The reference workflow harmonizes four datasets:

  • FBFM40 fuel models: raster
  • MACAv2 winter precipitation through OPeNDAP: raster
  • MTBS fire perimeters: vector
  • Microsoft building footprints: vector, rasterized for analysis

The goal is to process these data to:

  • EPSG:4326,
  • the Colorado boundary,
  • and a shared raster resolution of approximately 270 meters.

Audit the output

How do you know the agent did the right thing? Start with the outputs:

  • a static PNG map,
  • an interactive HTML map,
  • and PROMPT_ACTION_LOG.md.

The action log records every run, every decision, and every dataset URL. The agent is designed to ask before acting on ambiguous decisions. That is a feature, not a limitation. Verify the output. If it is not what you expect, explain that clearly to the LLM. LLMs cannot read your mind. You need to provide clear instructions.

Bring your own data

Open the repository in CyVerse and test the workflow with datasets from your own research domain. You provide:

  • dataset names and descriptions,
  • dataset download URLs,
  • desired harmonization outputs such as projection, extent, and resolution,
  • and specific plotting instructions, such as the color for each layer.

Dataset URLs are often the biggest point of failure.

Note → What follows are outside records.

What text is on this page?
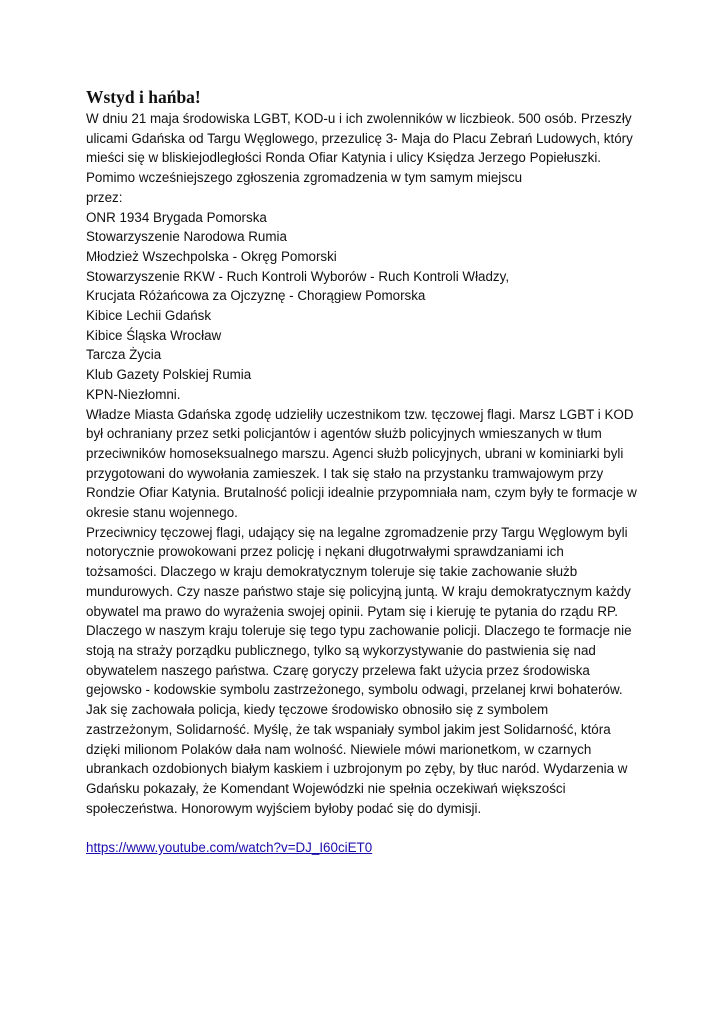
Wstyd i hańba!
W dniu 21 maja środowiska LGBT, KOD-u i ich zwolenników w liczbieok. 500 osób. Przeszły
ulicami Gdańska od Targu Węglowego, przezulicę 3- Maja do Placu Zebrań Ludowych, który
mieści się w bliskiejodległości Ronda Ofiar Katynia i ulicy Księdza Jerzego Popiełuszki.
Pomimo wcześniejszego zgłoszenia zgromadzenia w tym samym miejscu
przez:
ONR 1934 Brygada Pomorska
Stowarzyszenie Narodowa Rumia
Młodzież Wszechpolska - Okręg Pomorski
Stowarzyszenie RKW - Ruch Kontroli Wyborów - Ruch Kontroli Władzy,
Krucjata Różańcowa za Ojczyznę - Chorągiew Pomorska
Kibice Lechii Gdańsk
Kibice Śląska Wrocław
Tarcza Życia
Klub Gazety Polskiej Rumia
KPN-Niezłomni.
Władze Miasta Gdańska zgodę udzieliły uczestnikom tzw. tęczowej flagi. Marsz LGBT i KOD
był ochraniany przez setki policjantów i agentów służb policyjnych wmieszanych w tłum
przeciwników homoseksualnego marszu. Agenci służb policyjnych, ubrani w kominiarki byli
przygotowani do wywołania zamieszek. I tak się stało na przystanku tramwajowym przy
Rondzie Ofiar Katynia. Brutalność policji idealnie przypomniała nam, czym były te formacje w
okresie stanu wojennego.
Przeciwnicy tęczowej flagi, udający się na legalne zgromadzenie przy Targu Węglowym byli
notorycznie prowokowani przez policję i nękani długotrwałymi sprawdzaniami ich
tożsamości. Dlaczego w kraju demokratycznym toleruje się takie zachowanie służb
mundurowych. Czy nasze państwo staje się policyjną juntą. W kraju demokratycznym każdy
obywatel ma prawo do wyrażenia swojej opinii. Pytam się i kieruję te pytania do rządu RP.
Dlaczego w naszym kraju toleruje się tego typu zachowanie policji. Dlaczego te formacje nie
stoją na straży porządku publicznego, tylko są wykorzystywanie do pastwienia się nad
obywatelem naszego państwa. Czarę goryczy przelewa fakt użycia przez środowiska
gejowsko - kodowskie symbolu zastrzeżonego, symbolu odwagi, przelanej krwi bohaterów.
Jak się zachowała policja, kiedy tęczowe środowisko obnosiło się z symbolem
zastrzeżonym, Solidarność. Myślę, że tak wspaniały symbol jakim jest Solidarność, która
dzięki milionom Polaków dała nam wolność. Niewiele mówi marionetkom, w czarnych
ubrankach ozdobionych białym kaskiem i uzbrojonym po zęby, by tłuc naród. Wydarzenia w
Gdańsku pokazały, że Komendant Wojewódzki nie spełnia oczekiwań większości
społeczeństwa. Honorowym wyjściem byłoby podać się do dymisji.
https://www.youtube.com/watch?v=DJ_I60ciET0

If a URL is broken, private, or points to a page rather than a downloadable data object, the workflow may fail. You can also reference data URLs that the chatbot already has from the ESIIL data library.

The goal

Use the agent as an assistant, not an authority. Let it organize the workflow, expose the assumptions, and produce outputs you can inspect. Then use your scientific expertise to verify the result.